As much previously reported, HMV announced it was undertaking a ‘strategic review’ of the MAMA Group late last year, which basically meant the company, acquired by the flagging retailer in 2010, was up for sale. It was no secret that HMV needed to raise further cash to reduce its debt liabilities with increasingly nervous bankers, and a MAMA sale was always on the cards, though it’s thought some of the live firm’s directors were annoyed at the speed with which the sale was announced – amidst reports of further disappointing pre-Christmas sales figures on the high street – and have become increasingly concerned at the way the bidding process is being handled.

As a result three directors are seemingly departing the company, impacting on two key parts of the MAMA business: sponsorship and artist management. In the former domain, there was chatter online last week that Rory Bett, the founder and MD of MAMA’s all important sponsorship business Music & Media Solutions, had tendered his resignation. Meanwhile rumour has it two key players from the company’s SuperVision management agency also plan to leave the company later this month, and MAMA’s artist management unit is likely to be wound down as a result.

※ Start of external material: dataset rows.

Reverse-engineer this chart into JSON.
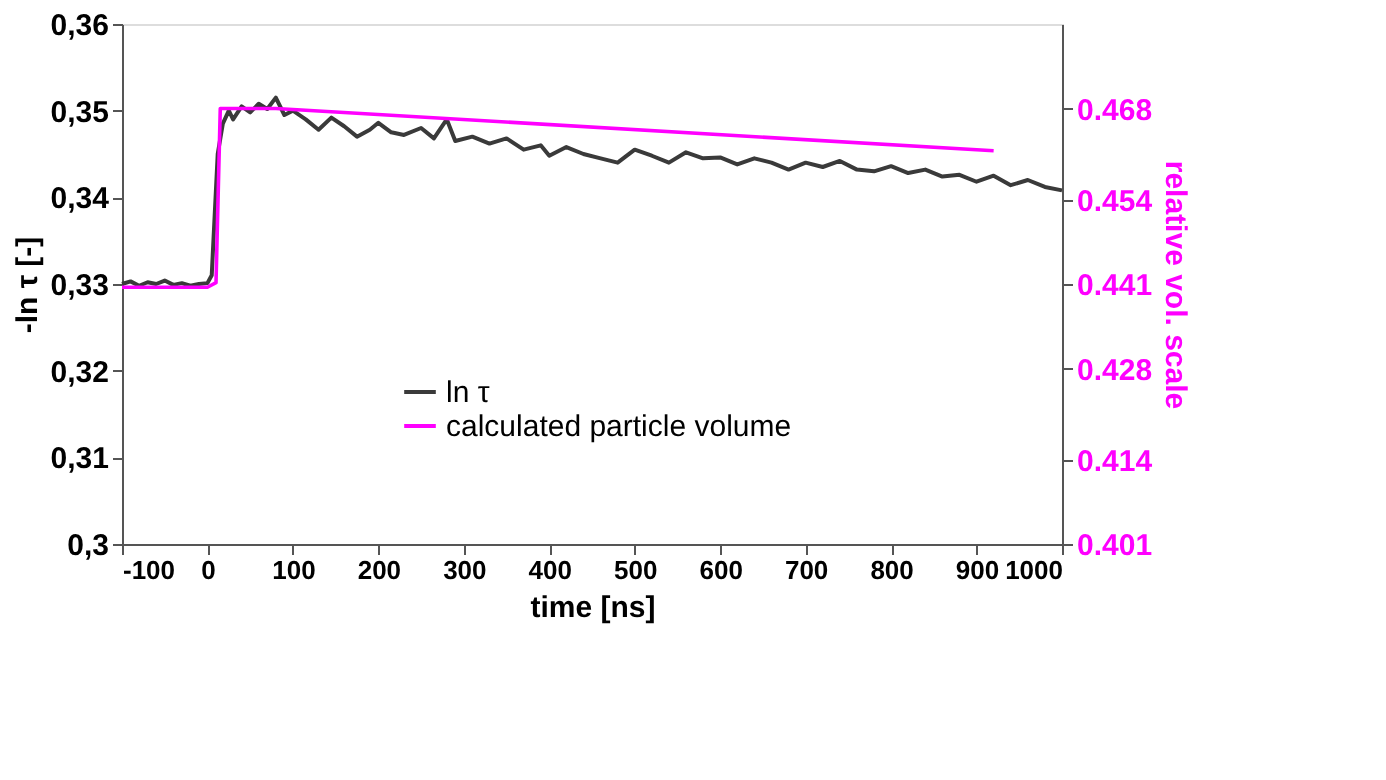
{
  "chart_data": {
    "type": "line",
    "xlabel": "time [ns]",
    "ylabel": "-ln τ [-]",
    "y2label": "relative vol. scale",
    "xlim": [
      -100,
      1000
    ],
    "xticks": [
      -100,
      0,
      100,
      200,
      300,
      400,
      500,
      600,
      700,
      800,
      900,
      1000
    ],
    "ylim": [
      0.3,
      0.36
    ],
    "yticks": [
      {
        "value": 0.3,
        "label": "0,3"
      },
      {
        "value": 0.31,
        "label": "0,31"
      },
      {
        "value": 0.32,
        "label": "0,32"
      },
      {
        "value": 0.33,
        "label": "0,33"
      },
      {
        "value": 0.34,
        "label": "0,34"
      },
      {
        "value": 0.35,
        "label": "0,35"
      },
      {
        "value": 0.36,
        "label": "0,36"
      }
    ],
    "y2lim": [
      0.401,
      0.481
    ],
    "y2ticks": [
      0.401,
      0.414,
      0.428,
      0.441,
      0.454,
      0.468
    ],
    "grid": false,
    "legend": "bottom",
    "marker": "none",
    "line_style": "solid",
    "series": [
      {
        "name": "ln τ",
        "color": "#3a3a3a",
        "x": [
          -100,
          -90,
          -80,
          -70,
          -60,
          -50,
          -40,
          -30,
          -20,
          -10,
          0,
          5,
          12,
          18,
          25,
          30,
          40,
          50,
          60,
          70,
          80,
          90,
          100,
          115,
          130,
          145,
          160,
          175,
          190,
          200,
          215,
          230,
          250,
          265,
          280,
          290,
          310,
          330,
          350,
          370,
          390,
          400,
          420,
          440,
          460,
          480,
          500,
          520,
          540,
          560,
          580,
          600,
          620,
          640,
          660,
          680,
          700,
          720,
          740,
          760,
          780,
          800,
          820,
          840,
          860,
          880,
          900,
          920,
          940,
          960,
          980,
          1000
        ],
        "values": [
          0.33,
          0.3303,
          0.3298,
          0.3302,
          0.33,
          0.3304,
          0.3299,
          0.3301,
          0.3298,
          0.33,
          0.3301,
          0.331,
          0.345,
          0.3485,
          0.35,
          0.349,
          0.3505,
          0.3498,
          0.3508,
          0.3502,
          0.3515,
          0.3495,
          0.35,
          0.349,
          0.3478,
          0.3492,
          0.3482,
          0.347,
          0.3478,
          0.3486,
          0.3475,
          0.3472,
          0.348,
          0.3468,
          0.349,
          0.3465,
          0.347,
          0.3462,
          0.3468,
          0.3455,
          0.346,
          0.3448,
          0.3458,
          0.345,
          0.3445,
          0.344,
          0.3455,
          0.3448,
          0.344,
          0.3452,
          0.3445,
          0.3446,
          0.3438,
          0.3445,
          0.344,
          0.3432,
          0.344,
          0.3435,
          0.3442,
          0.3432,
          0.343,
          0.3436,
          0.3428,
          0.3432,
          0.3424,
          0.3426,
          0.3418,
          0.3425,
          0.3414,
          0.342,
          0.3412,
          0.3408
        ]
      },
      {
        "name": "calculated particle volume",
        "color": "#ff00ff",
        "axis": "y2",
        "x": [
          -100,
          0,
          10,
          15,
          80,
          920
        ],
        "values": [
          0.4405,
          0.4405,
          0.4412,
          0.468,
          0.468,
          0.4615
        ]
      }
    ]
  }
}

While that still leaves the larger venue and festivals side of the company, if key execs there were also to leave the buyers of MAMA might find themselves in the situation Terra Firma created at EMI – ie without the key people who have provided the personal links to artists and managers (and in MAMA’s case agents and festival partners) over the years, it becomes increasingly hard to secure the artistic talent required for success. Sources close to the G-A-Y enterprise, in which MAMA is a shareholder, say management there, led by founder Jeremy Joseph, are already reviewing their options in case their personal contacts within the MAMA empire leave during any sale.

Of course some buyers – including AEG and at least one other London theatre owner thought to be bidding – might only be interested in the MAMA venue real estate, and in particular the Hammersmith Apollo. But for other bidders – possibly including Sony, whose interest likely goes beyond buildings – losing key executives in booking, sponsorship and management, and the impact that could have on partnerships with profitable brands like G-A-Y, could be an issue.

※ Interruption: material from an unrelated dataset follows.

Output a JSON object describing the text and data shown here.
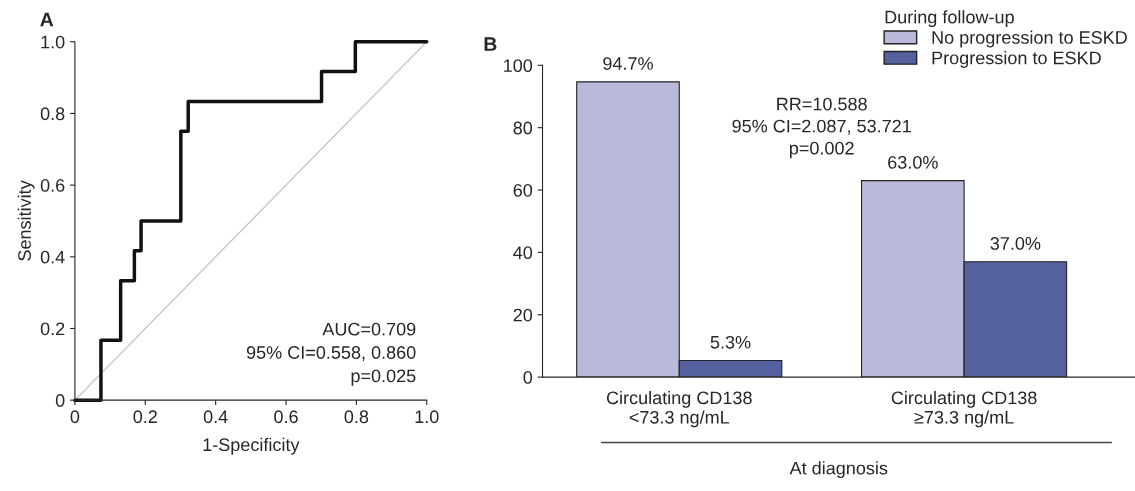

Some other MAMA directors are still expected to make a bid themselves for some or all of the company and, as previously reported, there has been speculation that AEG might bid for the bigger venues, leaving the rest of the group to be sold as a standalone entity, though it’s not clear whether such a split sale has been formally proposed by any of the bidders to date. It’s thought second stage bids should be filed with HMV later this month.